Im Podcast «Die Thronfolge» reden zwei Frauen eigentlich über schlüpfrige Themen. Nun haben sie SVP-Nationalrat Andreas Glarner eingeladen und versuchten sich in der politischen Debatte. Vergebens.

Normalerweise geht es um Sex. Die beiden ehemaligen Radio-Energy-Moderatorinnen Dara Masi und Karin Baerpark nehmen in ihrem Podcast «Die Thronfolge» kein Blatt vor den Mund. Sie besprechen Dickpics, Geschlechtskrankheiten, Lästereien, solche Sachen. Am besten passt das Konzept wohl ins Genre Laberpodcasts. Subgenre: schlüpfrig.

Nun wagen sich die beiden in neue Gefilde. Das solle kein Politpodcast werden, sagen Masi und Baerpark zu Beginn der neusten Folge. «Aber heute wird’s bitzli politisch.»

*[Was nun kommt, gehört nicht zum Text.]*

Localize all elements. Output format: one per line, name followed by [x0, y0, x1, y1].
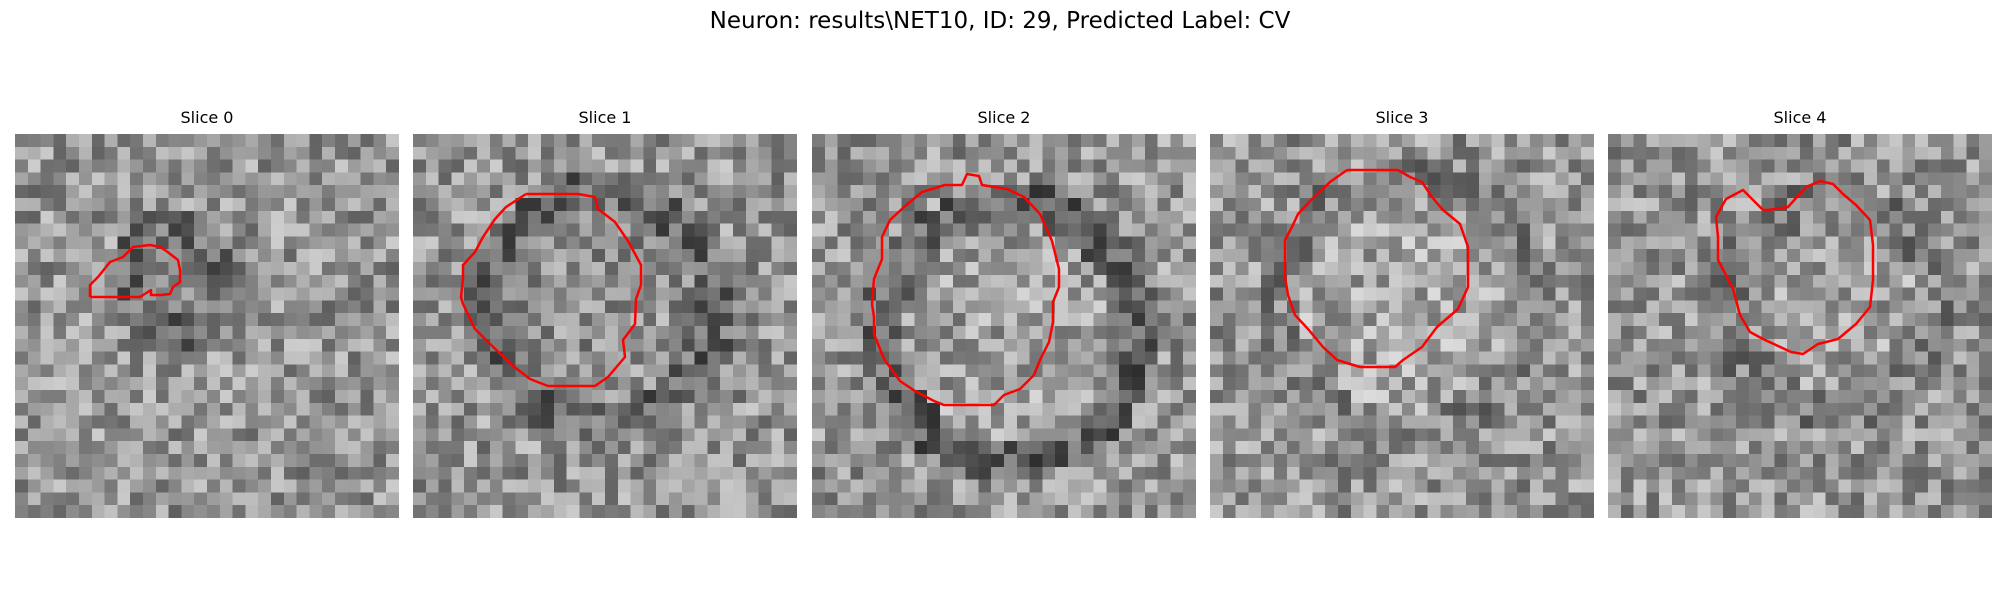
slice-image — [812, 134, 1196, 518]
contour-line — [870, 172, 1061, 407]
slice-image — [413, 134, 797, 518]
slice-title: Slice 2 — [977, 108, 1031, 127]
slice-image — [1210, 134, 1594, 518]
slice-title: Slice 4 — [1773, 108, 1827, 127]
contour-line — [88, 243, 182, 299]
contour-line — [1714, 179, 1875, 356]
contour-line — [1283, 168, 1470, 369]
slice-title: Slice 3 — [1375, 108, 1429, 127]
contour-overlay — [88, 243, 182, 299]
contour-overlay — [459, 192, 643, 388]
slice-image — [1608, 134, 1992, 518]
contour-overlay — [870, 172, 1061, 407]
figure-title: Neuron: results\NET10, ID: 29, Predicted… — [709, 8, 1291, 34]
contour-line — [459, 192, 643, 388]
slice-title: Slice 0 — [180, 108, 234, 127]
slice-image — [15, 134, 399, 518]
contour-overlay — [1714, 179, 1875, 356]
contour-overlay — [1283, 168, 1470, 369]
slice-title: Slice 1 — [578, 108, 632, 127]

Sie wollen die Schweiz «tabuloser» machen, und darum dürfen «auch mal kontroverse Personen» auf dem Thron Platz nehmen. Den Anfang macht: SVP-Nationalrat Andreas Glarner. Einer, mit Baerparks und Masis Worten, der umstrittensten Rechtsaussenpolitiker der Schweiz. Dann folgt eine Triggerwarnung.

Glarner: «Ich komme gerne nochmals»

Das Ganze dauert fast anderthalb Stunden, und dafür, dass die Folge nur «bitzli politisch» werden sollte, geht es fast ausschliesslich um Politik. Irgendwann fragen Masi und Baerpark Glarner zwar schon noch, ob er mit Ü60 ein tolles Sexleben habe («Ja, super, ja würkli, jaja») und was seine Lieblingsstellung sei (keine Antwort).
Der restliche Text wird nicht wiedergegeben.